The war drills are huge, with up to 200,000 troops practicing for a land invasion of the North, and US nuclear-capable bombers practicing nuclear attacks and regime decapitation strikes. China, Russia and North Korea have expressed support for a freeze for a freeze approach, but US Secretary of State Rex Tillerson recently dismissed the proposal as a false equivalency, our country’s top diplomat showing alarming disdain for real diplomacy.
Now comes the dead hand, or autopilot nature of the war machine. Two intercontinental ballistic missile (ICBM) test launches are scheduled this month from Vandenberg Air Force Base in California. According to the Air Force, these tests were scheduled several years ago. At a time when the US, South Korea and the world rightly demand North Korea stop ballistic missile tests, isn’t what’s good for the goose also good for the gander? Should the US ICBM tests proceed, North Korea will certainly perceive them as a hypocritical poke in the eye.

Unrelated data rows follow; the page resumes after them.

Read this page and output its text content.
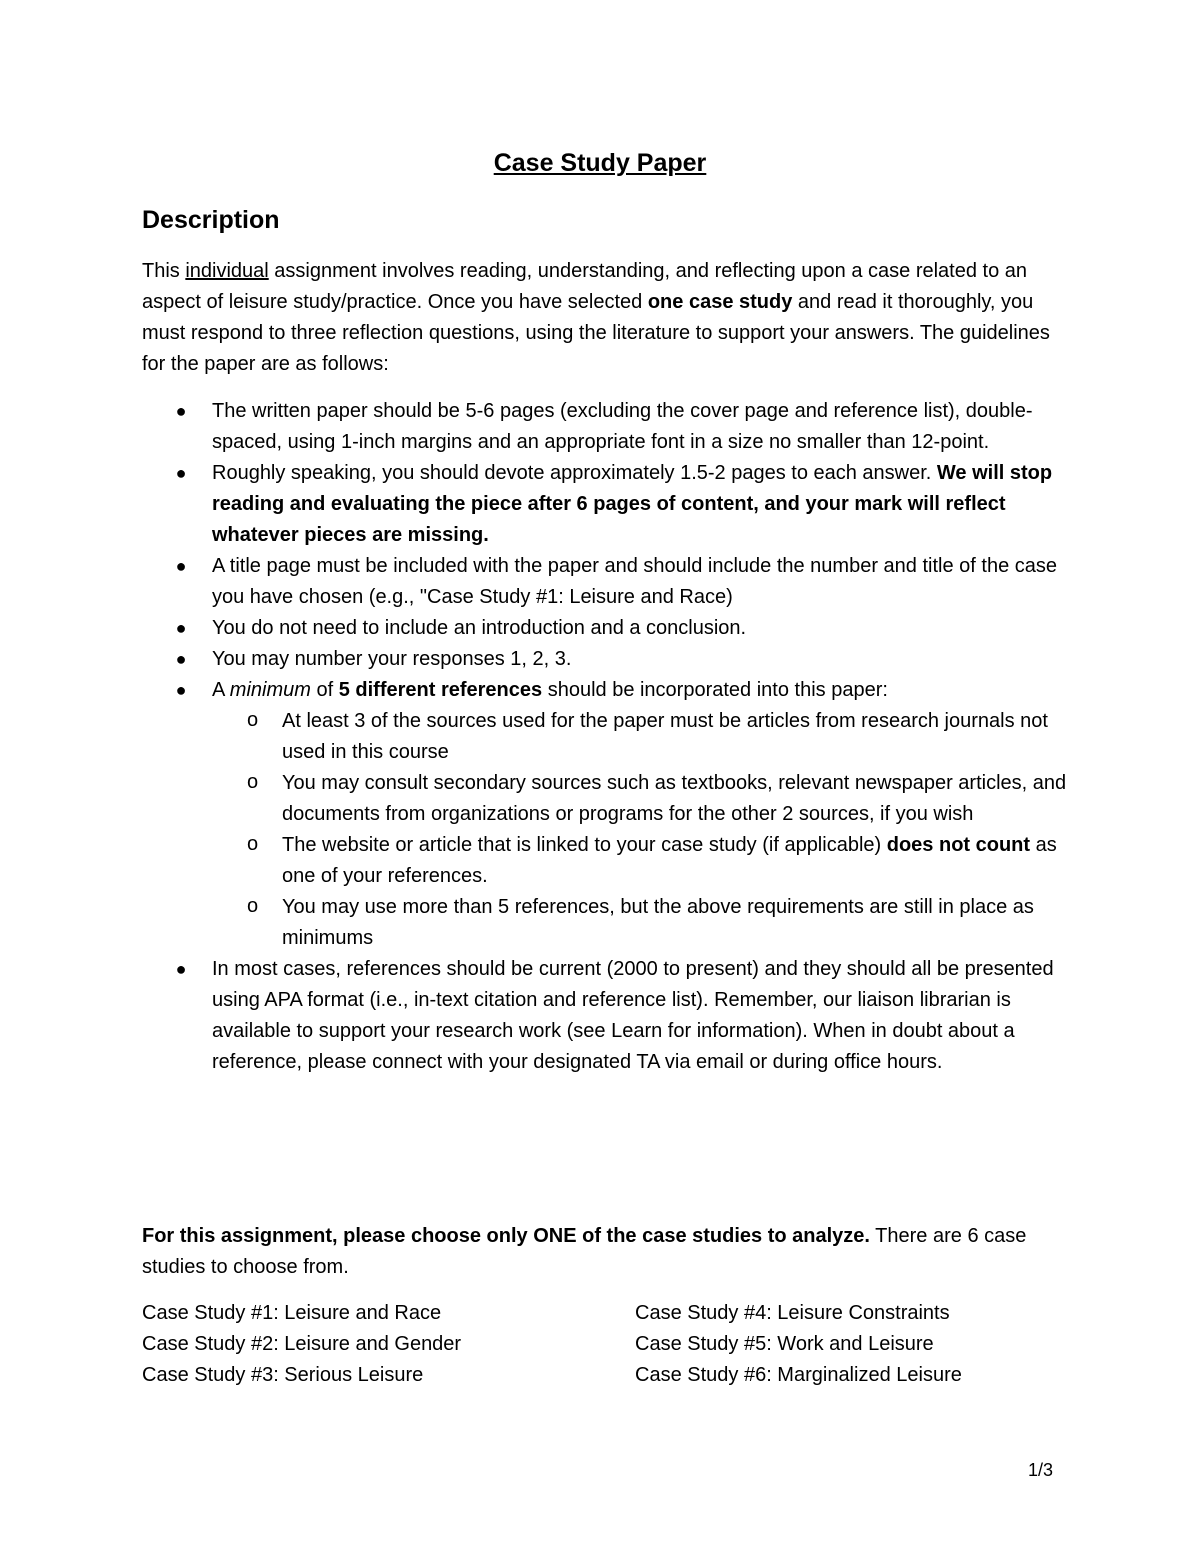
Case Study Paper
Description
This individual assignment involves reading, understanding, and reflecting upon a case related to an aspect of leisure study/practice. Once you have selected one case study and read it thoroughly, you must respond to three reflection questions, using the literature to support your answers. The guidelines for the paper are as follows:
● The written paper should be 5-6 pages (excluding the cover page and reference list), double-spaced, using 1-inch margins and an appropriate font in a size no smaller than 12-point.
● Roughly speaking, you should devote approximately 1.5-2 pages to each answer. We will stop reading and evaluating the piece after 6 pages of content, and your mark will reflect whatever pieces are missing.
● A title page must be included with the paper and should include the number and title of the case you have chosen (e.g., "Case Study #1: Leisure and Race)
● You do not need to include an introduction and a conclusion.
● You may number your responses 1, 2, 3.
● A minimum of 5 different references should be incorporated into this paper:
o At least 3 of the sources used for the paper must be articles from research journals not used in this course
o You may consult secondary sources such as textbooks, relevant newspaper articles, and documents from organizations or programs for the other 2 sources, if you wish
o The website or article that is linked to your case study (if applicable) does not count as one of your references.
o You may use more than 5 references, but the above requirements are still in place as minimums
● In most cases, references should be current (2000 to present) and they should all be presented using APA format (i.e., in-text citation and reference list). Remember, our liaison librarian is available to support your research work (see Learn for information). When in doubt about a reference, please connect with your designated TA via email or during office hours.
For this assignment, please choose only ONE of the case studies to analyze. There are 6 case studies to choose from.
Case Study #1: Leisure and Race
Case Study #2: Leisure and Gender
Case Study #3: Serious Leisure
Case Study #4: Leisure Constraints
Case Study #5: Work and Leisure
Case Study #6: Marginalized Leisure
1/3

As with Saudi Arabia’s use of US weapons in the war on Yemen, people of conscience must speak up and demand peace, diplomacy and abstention from provocative military measures toward North Korea, or we risk sliding down a path toward catastrophe, as an attack on North Korea could escalate to a wider regional war, involving China, Japan and perhaps Russia, and possible global financial collapse, or even a nuclear war. The war machine only runs on autopilot to the extent we let it.
Kevin Martin is president of Peace Action and Peace Action Education Fund, the country’s largest grassroots peace and disarmament organization with 200,000 supporters. He also convenes the Korea Collaboration, a national network advocating peace and diplomacy to resolve the crisis with North Korea, currently focused on organizing around the Olympic Truce.